階下で、ドアを開け閉めする音が聞こえた。沙也葉が帰宅したらしい。

「ただいまー。あれ、瞳子? まだ帰ってないの?」

 階段を上がる音が聞こえ、部屋のドアがノックされた。

「寝てる? 具合悪い?」

 瞳子はドアを開けた。
 沙也葉はほっとしたように微笑んだが、瞳子の表情を見て真顔になった。

「どうかした?」

 沙也葉の眉がいぶかしげに寄っている。
 よほどひどい顔をしていたのだろう。

「……なんで嘘つくの」
「え?」
「実家、いなかったよね」

 沙也葉がハッと息を飲むのがわかった。

「ごめんね。でも、私にも秘密にしたいこととか、あって」

 それはそうだ。沙也葉にもプライバシーはある。
 こんな些細なことで駄々をこねている私の心が狭いのだろう。
 でも、やっぱり嘘は辛い。

「私、別に沙也葉の邪魔とかしないのに」
「それはわかってるよ」

 沙也葉はもどかしげに、爪で爪を引っ掻いた。
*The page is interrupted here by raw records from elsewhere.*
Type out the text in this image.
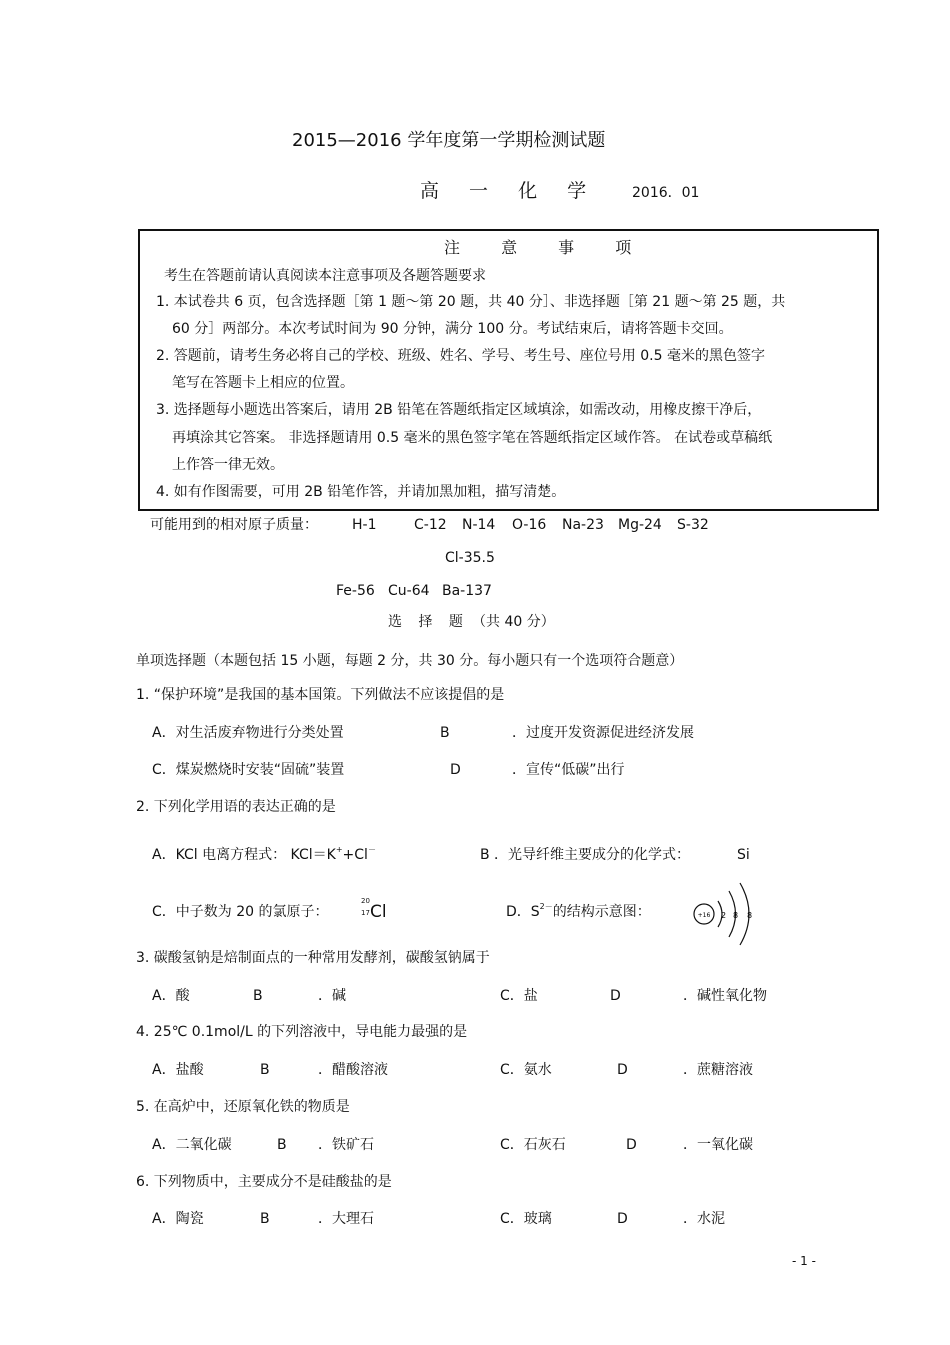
2015—2016 学年度第一学期检测试题
高 一 化 学 2016．01
注 意 事 项
考生在答题前请认真阅读本注意事项及各题答题要求
1. 本试卷共 6 页，包含选择题［第 1 题～第 20 题，共 40 分］、非选择题［第 21 题～第 25 题，共
60 分］两部分。本次考试时间为 90 分钟，满分 100 分。考试结束后，请将答题卡交回。
2. 答题前，请考生务必将自己的学校、班级、姓名、学号、考生号、座位号用 0.5 毫米的黑色签字
笔写在答题卡上相应的位置。
3. 选择题每小题选出答案后，请用 2B 铅笔在答题纸指定区域填涂，如需改动，用橡皮擦干净后，
再填涂其它答案。 非选择题请用 0.5 毫米的黑色签字笔在答题纸指定区域作答。 在试卷或草稿纸
上作答一律无效。
4. 如有作图需要，可用 2B 铅笔作答，并请加黑加粗，描写清楚。
可能用到的相对原子质量： H-1	C-12 N-14 O-16 Na-23 Mg-24 S-32
Cl-35.5
Fe-56 Cu-64 Ba-137
选 择 题 （共 40 分）
单项选择题（本题包括 15 小题，每题 2 分，共 30 分。每小题只有一个选项符合题意）
1. “保护环境”是我国的基本国策。下列做法不应该提倡的是
A．对生活废弃物进行分类处置	B	．过度开发资源促进经济发展
C．煤炭燃烧时安装“固硫”装置	D	．宣传“低碳”出行
2. 下列化学用语的表达正确的是
A．KCl 电离方程式： KCl＝K++Cl－	B ．光导纤维主要成分的化学式：	Si
C．中子数为 20 的氯原子：
20
17 Cl	D．$S^{2-}$的结构示意图：	+16 2 8 8
3. 碳酸氢钠是焙制面点的一种常用发酵剂，碳酸氢钠属于
A．酸	B	．碱	C．盐	D	．碱性氧化物
4. 25℃ 0.1mol/L 的下列溶液中，导电能力最强的是
A．盐酸	B	．醋酸溶液	C．氨水	D	．蔗糖溶液
5. 在高炉中，还原氧化铁的物质是
A．二氧化碳	B ．铁矿石	C．石灰石	D	．一氧化碳
6. 下列物质中，主要成分不是硅酸盐的是
A．陶瓷	B	．大理石	C．玻璃	D	．水泥
- 1 -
何かを迷っているようだ。
 言いにくいことを言おうとしているのだろうか。例えば、結婚するから出ていきたい、とか……

「後で話そう。瞳子疲れてるみたいだし、もう少しゆっくりしてて。今夜は夕飯作らなくていいからね」

 沙也葉は踵を返し、パタパタと階段を下りて行った。

 我ながら面倒くさい。沙也葉も呆れただろう。
 いい年をして大人になれない自分が情けなくて、涙がこぼれた。


 高校生のとき、父が脳梗塞で倒れ、亡くなった。
 沙也葉は別の高校に通っていたが、その頃から『朝補習で時間が被るから』と瞳子を迎えに来るようになった。
 毎朝玄関の前で待っている沙也葉と、早朝の電車の駅まで十五分ほど歩いた。会話は他愛もないものばかりだった。

 沙也葉の高校には朝補習などないし、電車より自転車通学が便利な立地だと知ったのは、ずっと後のことだった。
 何か慰めるわけでもなく、ただ一緒にいてくれる。そういう子なのだ。


 しっかり者の瞳子に沙也葉が甘えているのだと、瞳子自身も思っていたが、思い返せば甘えていたのは瞳子だった。

 何も言わなくても、遠く離れていても、沙也葉なら絶対に裏切らない。
 いつも瞳子を肯定して、味方でいてくれる。

 そう信じていたから、嘘をつかれてショックだった。
 沙也葉が嘘をついてまで、自分じゃない誰かと過ごしているのがショックだった。


 でも、彼女の幸せのことを、私は本当に考えているのだろうか?

 沙也葉が東京を引き上げる予定なんて、本当はなかったに違いない。

 孤独にならないよう一緒にご飯を食べて、リアクションで楽しませ、仕事の名目で金銭支援までして。

 あの早朝の電車のように、私に合わせてくれていただけで、本当は……


 私に気を遣わせないように、私を守ってくれていただけ。


 伝えよう。
 私は大丈夫、縛られる必要はないって。
 あの子の幸せの障壁にはなりたくない。

 瞳子は起き上がって、涙を拭いた。